- Born: 19 April 1950 Karakulam, Thiruvananthapuram district Kerala
- Died: 7 December 2018 (aged 68) Thiruvananthapuram district Kerala
- Occupations: drama director, drama-television serial-movie actor
- Partner: Soosan Chandran
- Children: Nitheesh Chandran (son) Nithin Chandran (son)
- Parents: Narayana Pillai; Vishalakshi Amma;

= Karakulam Chandran =

Indian actor (1950–2018)

Karakulam Chandran is a Malayalam language drama, television serial, film actor and drama director from Kerala, India. He has directed 118 plays and acted in over fifty plays. He has also acted in 88 television serials and five movies. He has won more than eighty state level awards, including the state award for best drama director (in 1997, 1998, 1999, 2000 years), Kerala Sangeetha Nataka Akademi Award for Best Drama Director (2008), the State Government's special jury award for best serial actor (2015) and the Ramu Karyat Award for outstanding contribution (2008).

== Biography ==
He was born on 19 April 1950, to Narayana Pillai and Vishalakshi Amma at Nellivila House, Karakulam, near Nedumangad in Thiruvananthapuram district.
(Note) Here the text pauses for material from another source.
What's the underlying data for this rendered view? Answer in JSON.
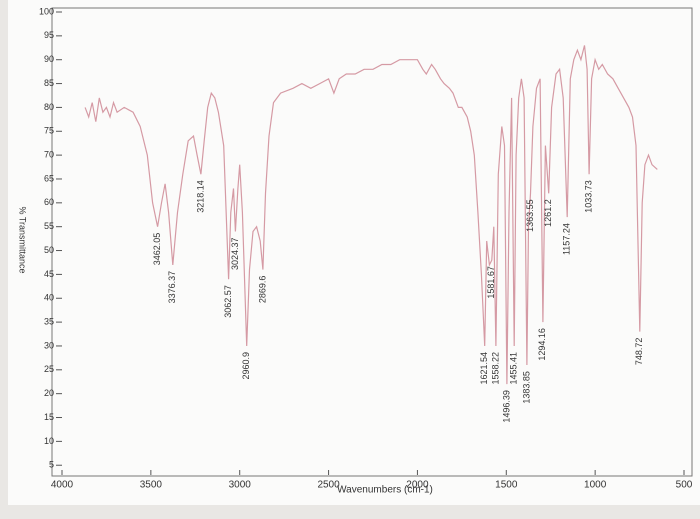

At the age of four, he began his acting career as a child actor in a play in a rural library. After joining as a student in Prof. G. Sankara Pillai's drama school, he became active in the field of professional drama in 1968. Vayala Vasudevan Pillai's Theerthadanam was his first professional play.

===Personal life===
Karakulam Chandran and his wife Susan Chandran have two sons Nithish Chandran and Nitin Chandran, both journalists under Malayala Manorama group.

==Career==
Karakulam Chandran excelled in the field of theater under Thoppil Bhasi for more than a decade. He worked for KPAC from 1970 to 1981 and formed the Ajanta drama troupe from Kollam in 1985. Ajantha performed about twenty plays. He has directed 118 plays and acted in over fifty plays. He has also acted in 88 television serials and five Malayalam movies. The last play he acted in was Ajantha's Aakashavilakku.

He died on 7 December 2018, due to a heart attack.

== Awards ==
- Kerala State Drama Award - in 1997, 1998, 1999 and 2000
- Kerala Sangeetha Nataka Akademi Award for Best Drama Director (2008)
- State Government Special Jury Award for Best Serial Actor (2015)
- Ramu Kariyat Award for Outstanding Contribution (2008)
- He received more than eighty state-level awards, and more than 800 awards including local awards.